トイプードルやコッカーなどカットを定期的に必要とする犬種には犬種ごとのスタンダードと言われる定番のカットスタイルがあります。実はこのカットスタイルには数百年も前から定着しているものもあり、単なるお洒落だけの意味ではない犬種の特性や役割を意味する由来があります。

ここでは特徴的なカットスタイルを定番とする犬種について詳しく説明します。

プードルのコンチネンタルカット

尾や足首に特徴的なボンボンを付けたスタイルが一昔前のプードルの定番イメージです。
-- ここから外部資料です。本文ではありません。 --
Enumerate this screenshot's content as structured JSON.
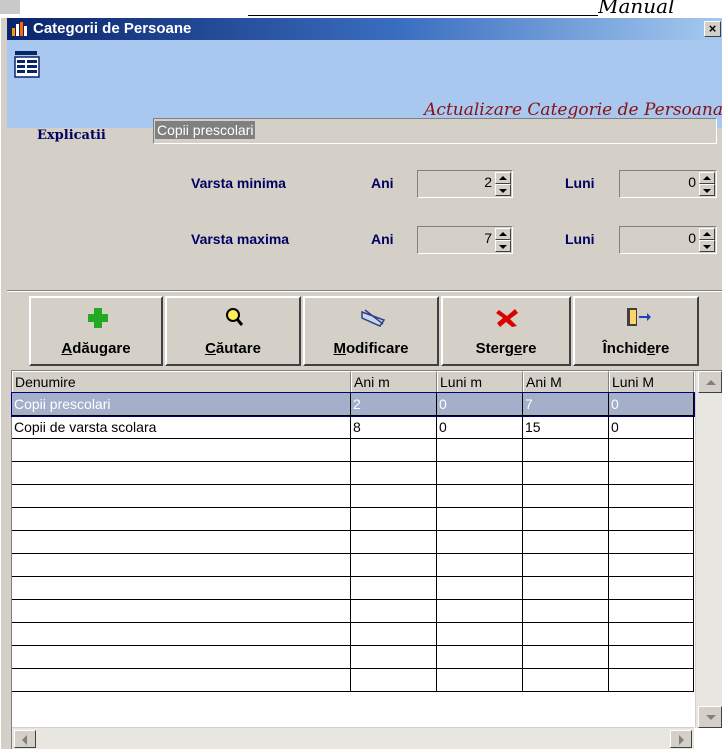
{
  "document": {
    "partial_text": "Manual"
  },
  "window": {
    "title": "Categorii de Persoane",
    "close_label": "×"
  },
  "header": {
    "form_icon": "data-form-icon",
    "title": "Actualizare Categorie de Persoana"
  },
  "form": {
    "explicatii_label": "Explicatii",
    "explicatii_value": "Copii prescolari",
    "varsta_minima_label": "Varsta minima",
    "varsta_maxima_label": "Varsta maxima",
    "ani_label": "Ani",
    "luni_label": "Luni",
    "min_ani": "2",
    "min_luni": "0",
    "max_ani": "7",
    "max_luni": "0"
  },
  "toolbar": {
    "adaugare": "Adăugare",
    "cautare": "Căutare",
    "modificare": "Modificare",
    "stergere": "Stergere",
    "inchidere": "Închidere",
    "icons": [
      "plus-icon",
      "search-icon",
      "edit-icon",
      "delete-icon",
      "exit-door-icon"
    ],
    "colors": {
      "plus": "#22aa22",
      "delete": "#dd0000",
      "title_text": "#8b1010",
      "label_text": "#000060"
    }
  },
  "grid": {
    "columns": [
      "Denumire",
      "Ani m",
      "Luni m",
      "Ani M",
      "Luni M"
    ],
    "rows": [
      [
        "Copii prescolari",
        "2",
        "0",
        "7",
        "0"
      ],
      [
        "Copii de varsta scolara",
        "8",
        "0",
        "15",
        "0"
      ]
    ],
    "selected_row": 0,
    "empty_rows": 11
  }
}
このスタイルはコンチネンタルカットを呼ばれるプードルに長年受け継がれている定番のスタイルです。実はこのカットスタイルには泳ぐのに邪魔になる顔や身体の毛をカットし、心臓や体温の低下を防ぐために腕や足の毛は残すことで狩猟犬として働きやすくするという意味があります。プードルは本来水辺の猟で活躍する狩猟犬であったことからこのスタイルが生まれています。

精悍さをアピールするシュナウザーのカットスタイル

シュナウザーのトリミングには様々な技法が生かされています。カットはバリカン、ハサミ、ナイフを使い訳る上に、切るだけでなく、抜くという技法も取り入れます。シュナウザーという犬名は、ドイツ語であごひげを意味しています。そのためトリミングでも特徴的な顎ひげを強調するスタイルが定番とされています。
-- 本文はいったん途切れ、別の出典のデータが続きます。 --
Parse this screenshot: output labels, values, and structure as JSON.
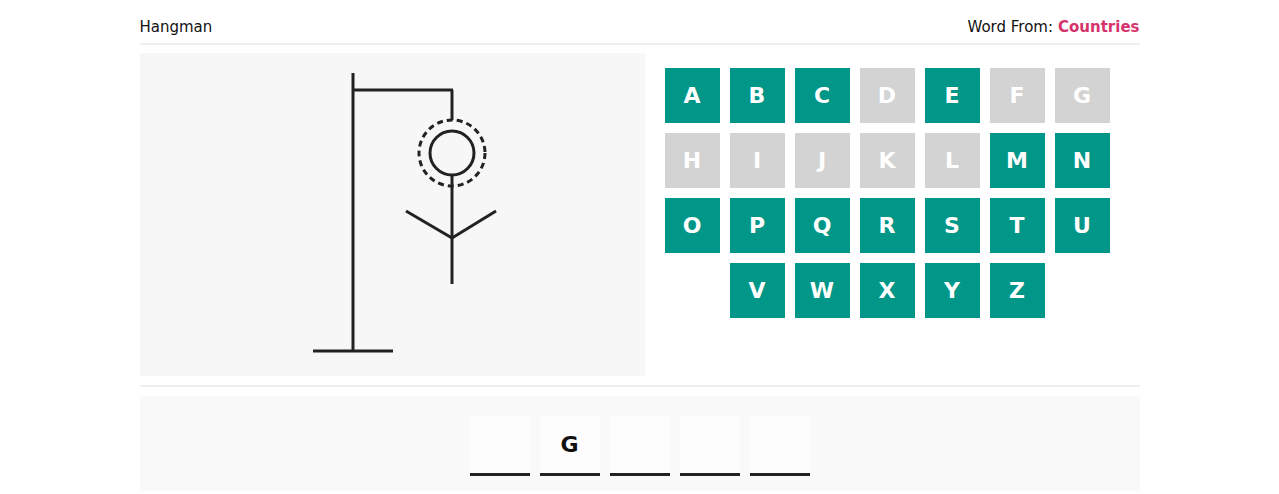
{
  "header": {
    "title": "Hangman",
    "category_label": "Word From:",
    "category": "Countries"
  },
  "figure": {
    "gallows": true,
    "head": true,
    "halo": true,
    "body": true,
    "left_arm": true,
    "right_arm": true,
    "left_leg": false,
    "right_leg": false
  },
  "keyboard": [
    {
      "letter": "A",
      "used": false
    },
    {
      "letter": "B",
      "used": false
    },
    {
      "letter": "C",
      "used": false
    },
    {
      "letter": "D",
      "used": true
    },
    {
      "letter": "E",
      "used": false
    },
    {
      "letter": "F",
      "used": true
    },
    {
      "letter": "G",
      "used": true
    },
    {
      "letter": "H",
      "used": true
    },
    {
      "letter": "I",
      "used": true
    },
    {
      "letter": "J",
      "used": true
    },
    {
      "letter": "K",
      "used": true
    },
    {
      "letter": "L",
      "used": true
    },
    {
      "letter": "M",
      "used": false
    },
    {
      "letter": "N",
      "used": false
    },
    {
      "letter": "O",
      "used": false
    },
    {
      "letter": "P",
      "used": false
    },
    {
      "letter": "Q",
      "used": false
    },
    {
      "letter": "R",
      "used": false
    },
    {
      "letter": "S",
      "used": false
    },
    {
      "letter": "T",
      "used": false
    },
    {
      "letter": "U",
      "used": false
    },
    {
      "letter": "V",
      "used": false
    },
    {
      "letter": "W",
      "used": false
    },
    {
      "letter": "X",
      "used": false
    },
    {
      "letter": "Y",
      "used": false
    },
    {
      "letter": "Z",
      "used": false
    }
  ],
  "word": [
    {
      "letter": ""
    },
    {
      "letter": "G"
    },
    {
      "letter": ""
    },
    {
      "letter": ""
    },
    {
      "letter": ""
    }
  ]
}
スカートのように広がるアメリカンコッカースパニエルのカットスタイル

アメリカン・コッカーのカットには足先に向かって毛のボリュームを広げるスタンダードスタイルがあります。スタンダードスタイルではなくても、ダブルコートで被毛が厚くトップコートが長いため、週に3回以上のブラッシングが必要です。コッカーは元来狩猟で活躍をする犬種であったため、現在の様な特徴的なスカート状のカットスタイルが定着したのは愛玩犬になり、ドッグショーへ参加する機会が増えた事がきっかけだと言われています。しかし、ドッグショーに出さない家庭犬の場合は短めにカットすることが多いです。

羊のような特徴的な骨格を持つベドリントンテリアのカットスタイル

ときにはプードルと間違われてしまうこともある大変希少な犬がベドリントンテリアです。この犬は羊の皮をかぶったオオカミと呼ばれるほど、外見とはまるで違う勇敢な性格をしています。顔立ちが特徴的で目が離れていて側面についています。トリミングでは目と目の間の毛を長く残す特徴的なスタイルが定番です。梨型のような頭頂部から鼻先の毛にかけて、繭のような横長の丸いフォルムに仕上げます。耳の毛のカットは耳の下側の毛を残して、あとはバリカンで剃って仕上げます。希少な犬種であるがゆえに十分な経験を持つトリマーが少なく、この犬種の特性を生かすトリミングを施すことを難しいと言われることもたびたびあります。

まとめ

犬種がそれぞれもつスタンダードと言われるカットスタイルにはそれぞれの歴史や特性が強く表れています。中にはペットに不向きなスタイルもありますが、時にはスタンダードと言われるスタイルを楽しむこともおすすめします。トリミングを引き受ける際は画像等で飼い主と完成イメージを共有します。